The Cascadia Coastal Hazards Research Coordination Network (abbreviated to RCN) brings together researchers, practitioners, and stakeholders who seek to mitigate the geohazards on coastal communities in the Pacific Northwest.  The goal of the RCN is to co-develop research agendas and establish new collaborations that cross disciplinary and institutional boundaries.  The RCN is funded by a 3-year grant from NSF as part of their Coastlines and People program (NSF Award Number 1940034).

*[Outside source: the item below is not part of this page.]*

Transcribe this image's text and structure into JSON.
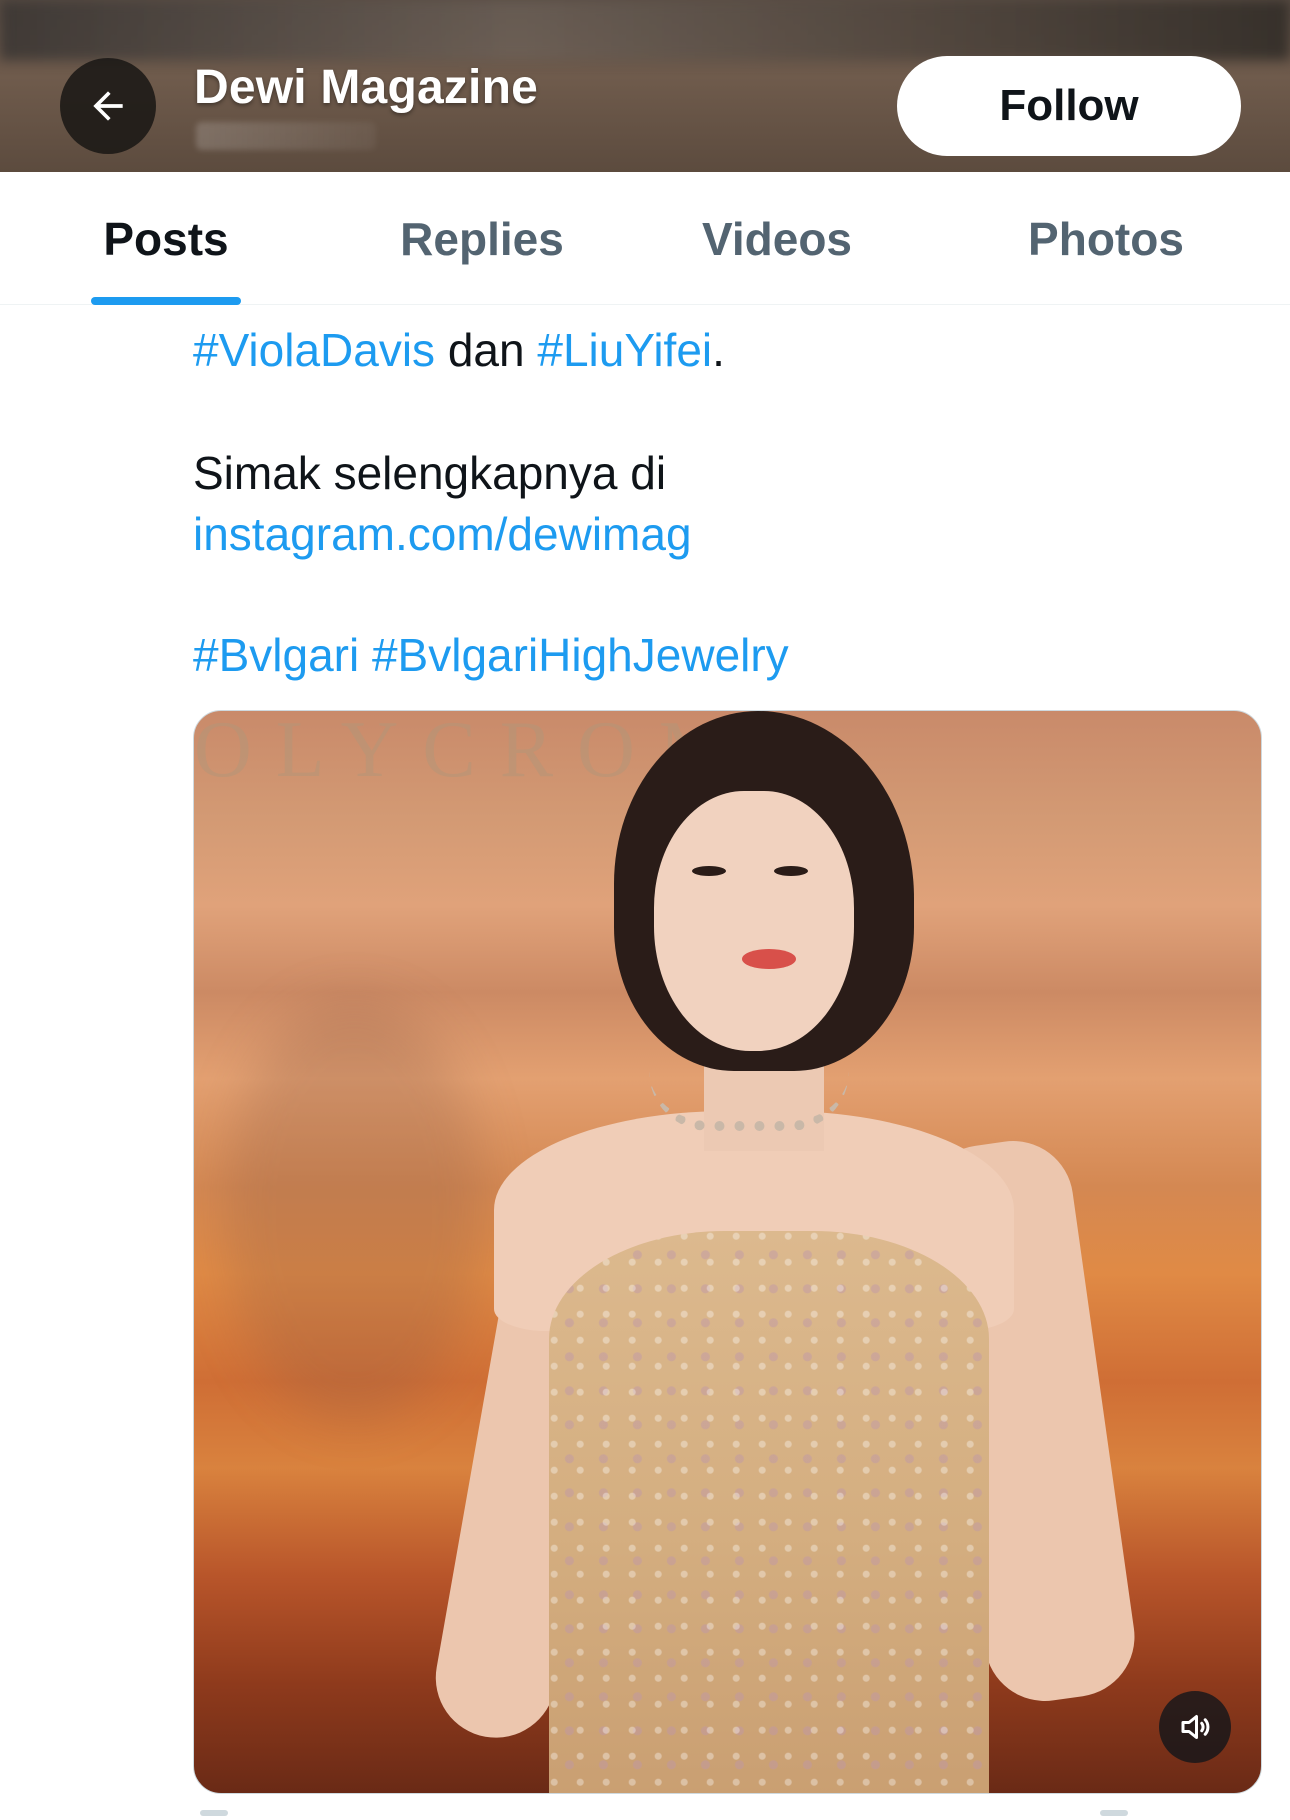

The RCN directly helped to start up the Cascadia CoPes Hub and also supports another hazards project, CoPe EAGER, which develops and evaluates new public communication tools for coastal resilience through the use of geo-narratives.  The team leverages scientific advances in localized modeling of hazardous geo-environmental processes and local community history to produce interactive, science-and-data-rich narratives through multimedia storytelling, story-mapping, and 3D visualizations.

Highlights

Improving Healthcare Access in Disasters Listening Session

The RCN with support from the Cascadia CoPes Hub conducted a Virtual Forum on Research and Information Needs to Improve Healthcare Access in Disasters on March 2. The goal of the workshop was to improve our capacity to conduct time-sensitive public health research in the aftermath of a disaster. This pre-virtual workshop was followed up by an in-person event called DR2.

Disaster Research Response Workshop

Cascadia CoPes Hub members participated in and contributed to the Disaster Research Response (DR2) meeting held at the University of Washington August 9-11, 2022. Cascadia CoPes Hub-Cascadia Hazards Research RCN-sponsored virtual community listening sessions on accessing healthcare in disasters provided key inputs for the meeting. Nicole led the charge in writing up the DR2 workshop effort as a poster that she is presenting this month in Greece at the International Society of Environmental Epidemiology and International Society for Exposure Science annual meetings. 

Background and Aim: Environmental health research in the aftermath of disaster is necessary to learn about short- and long-term health consequences, as well as response and recovery strategy effectiveness. However, several relational, logistical and administrative barriers facing disaster research necessitate intentional and collaborative planning among researchers, practitioners, funding agencies, and communities. In response, the University of Washington (UW) and the National Institute of Environmental Health Sciences (NIEHS) co-designed a “Disaster Research Response” (DR2) workshop to improve preparedness to conduct rapid environmental and health-related research that concurrently advances science and is responsive to community information needs. This presentation provides an overview of the DR2 workshop planning process and resultant tools, resources, and lessons learned.

Methods: Over 50 NIEHS staff, UW faculty, students, and staff from environmental and occupational health, nursing, medicine, policy, planning, and engineering, and public health, healthcare and emergency management practitioners worked together for 2.5 years to build relationships, engage community members to identify research priorities, including through listening sessions and co-development of research protocols/plans, plan for ethical review of time sensitive research, and identify workforce development needs.

Results: The workshop resulted in the development of several sharable tools and resources, including a Concept of Operations Plan; protocols for and highlights of community listening sessions, approaches to engaging communities in pre-disaster research planning, and research plans and protocols for conducting pre- and post-disaster data collection; institutional review board training; a gap analysis of disaster and health graduate training in the U.S.; and identification of lessons learned for communities embarking on similar efforts.  

Conclusions: As climate change increases the global risk of disasters, processes, tools, resources, and lessons from the UW-NIEHS DR2 workshop can inform other communities seeking to build capacity to conduct environmental health disaster research.